You could scan the dataset to find the existing size.
/Xmin 1000000 def % really high
/Xmax -1000000 def % really low
XValues { % x forall pushes each X value
dup Xmin lt { % x lower than Xmin?
dup /Xmin exch def % x set Xmin
} if % x
dup Xmax gt { % x higher than Xmax?
/Xmax exch def % set Xmax
}{ % x else (lower than Xmax)
pop % discard X value
} ifelse
} forall
/Datasize Xmax Xmin sub def % X size is (Xmax-Xmin)
6 72 mul DataSize div % scalefactor 6*72/(Xmax-Xmin)
dup % scalefactor scalefactor use same scaling for x and y
scale
But there's a snag when you're doing line-drawing. The width of the lines you draw also depend upon the current coordinate space, so if you scale up the space by a large factor, your lines will become undesirably wide. You can either unscale back to the normal space after you describe the path but before you call stroke.

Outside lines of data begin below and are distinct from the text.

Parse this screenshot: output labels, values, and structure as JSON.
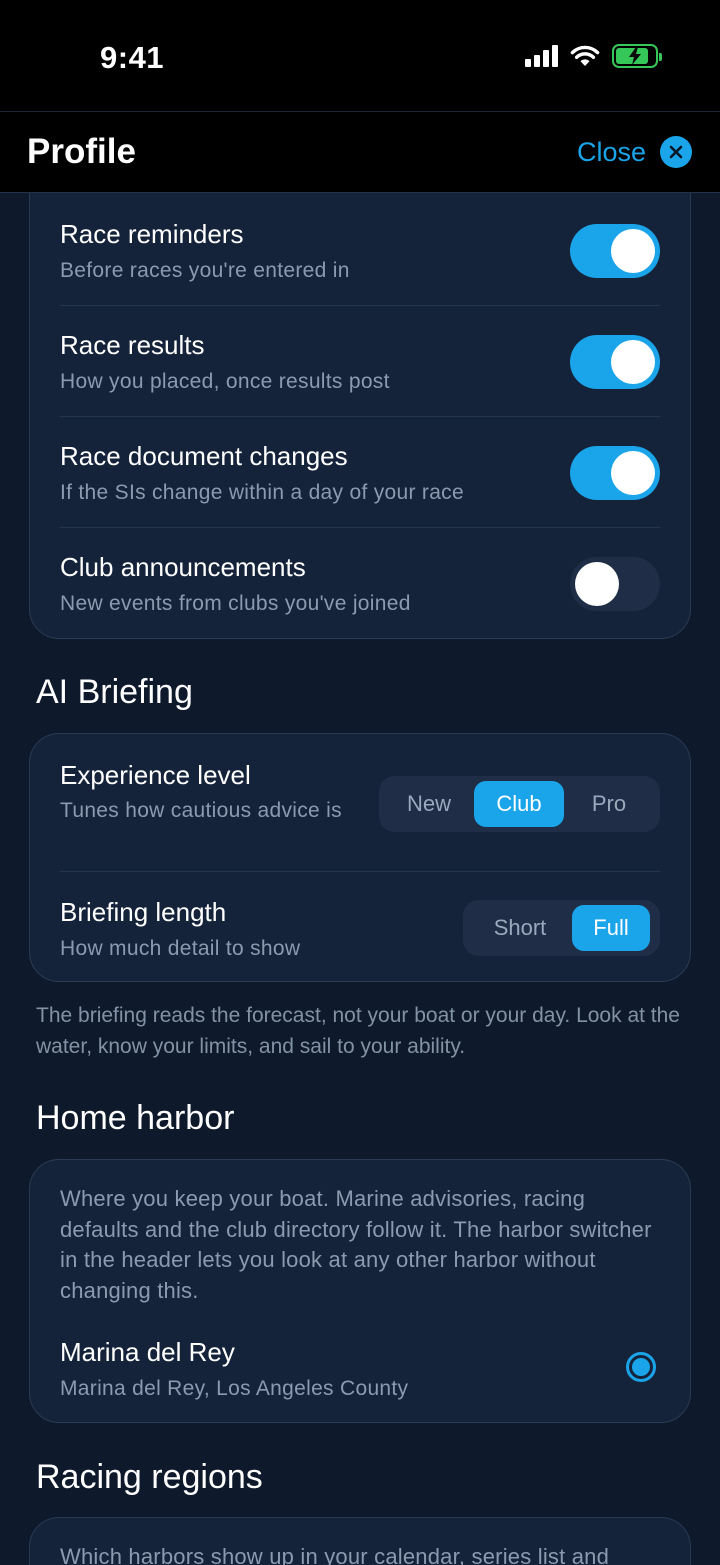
{
  "status_bar": {
    "time": "9:41"
  },
  "header": {
    "title": "Profile",
    "close_label": "Close"
  },
  "notifications": [
    {
      "title": "Race reminders",
      "subtitle": "Before races you're entered in",
      "enabled": true
    },
    {
      "title": "Race results",
      "subtitle": "How you placed, once results post",
      "enabled": true
    },
    {
      "title": "Race document changes",
      "subtitle": "If the SIs change within a day of your race",
      "enabled": true
    },
    {
      "title": "Club announcements",
      "subtitle": "New events from clubs you've joined",
      "enabled": false
    }
  ],
  "ai_briefing": {
    "title": "AI Briefing",
    "experience": {
      "title": "Experience level",
      "subtitle": "Tunes how cautious advice is",
      "options": [
        "New",
        "Club",
        "Pro"
      ],
      "selected": "Club"
    },
    "length": {
      "title": "Briefing length",
      "subtitle": "How much detail to show",
      "options": [
        "Short",
        "Full"
      ],
      "selected": "Full"
    },
    "note": "The briefing reads the forecast, not your boat or your day. Look at the water, know your limits, and sail to your ability."
  },
  "home_harbor": {
    "title": "Home harbor",
    "description": "Where you keep your boat. Marine advisories, racing defaults and the club directory follow it. The harbor switcher in the header lets you look at any other harbor without changing this.",
    "harbor_name": "Marina del Rey",
    "harbor_location": "Marina del Rey, Los Angeles County",
    "selected": true
  },
  "racing_regions": {
    "title": "Racing regions",
    "description": "Which harbors show up in your calendar, series list and"
  },
  "colors": {
    "accent": "#1aa4ea",
    "background": "#0e1a2c",
    "card": "#15233a",
    "battery": "#36c759"
  }
}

Or, fix the linewidth at the same time you scale.
Since we know how much we've increased the line width (it's the same scaling factor), we can adjust the linewidth graphics parameter in the inverse direction.
1 % push 1 for division
6 72 mul DataSize div % 1 scalefactor 6*72/(Xmax-Xmin)
dup dup % 1 scalefactor scalefactor scalefactor
scale % 1 scalefactor
div % 1/scalefactor
currentlinewidth mul setlinewidth % adjust line width
Now, since this is a graph of a function, we don't actually need the tables of values. We can calculate values on the fly by evaluating the function.
/func { 3 add cos 3 div } def % f(x) = cos(3+x)/3 define function y=f(x)
/Xini -5 def % named loop control parameters
/Xfin 1 def
/Xstep 1 def
Xini dup dup func moveto % moveto first point
Xstep add Xstep Xfin { % x
dup % x x
func % x f(x)
lineto % line to next point
} for
stroke
Finally, if you can take the derivative of the function (create a function which calculates the slope of the original function at each point), then you can use my answer over on TeX.SE to draw the graph with many curve segments instead of lines.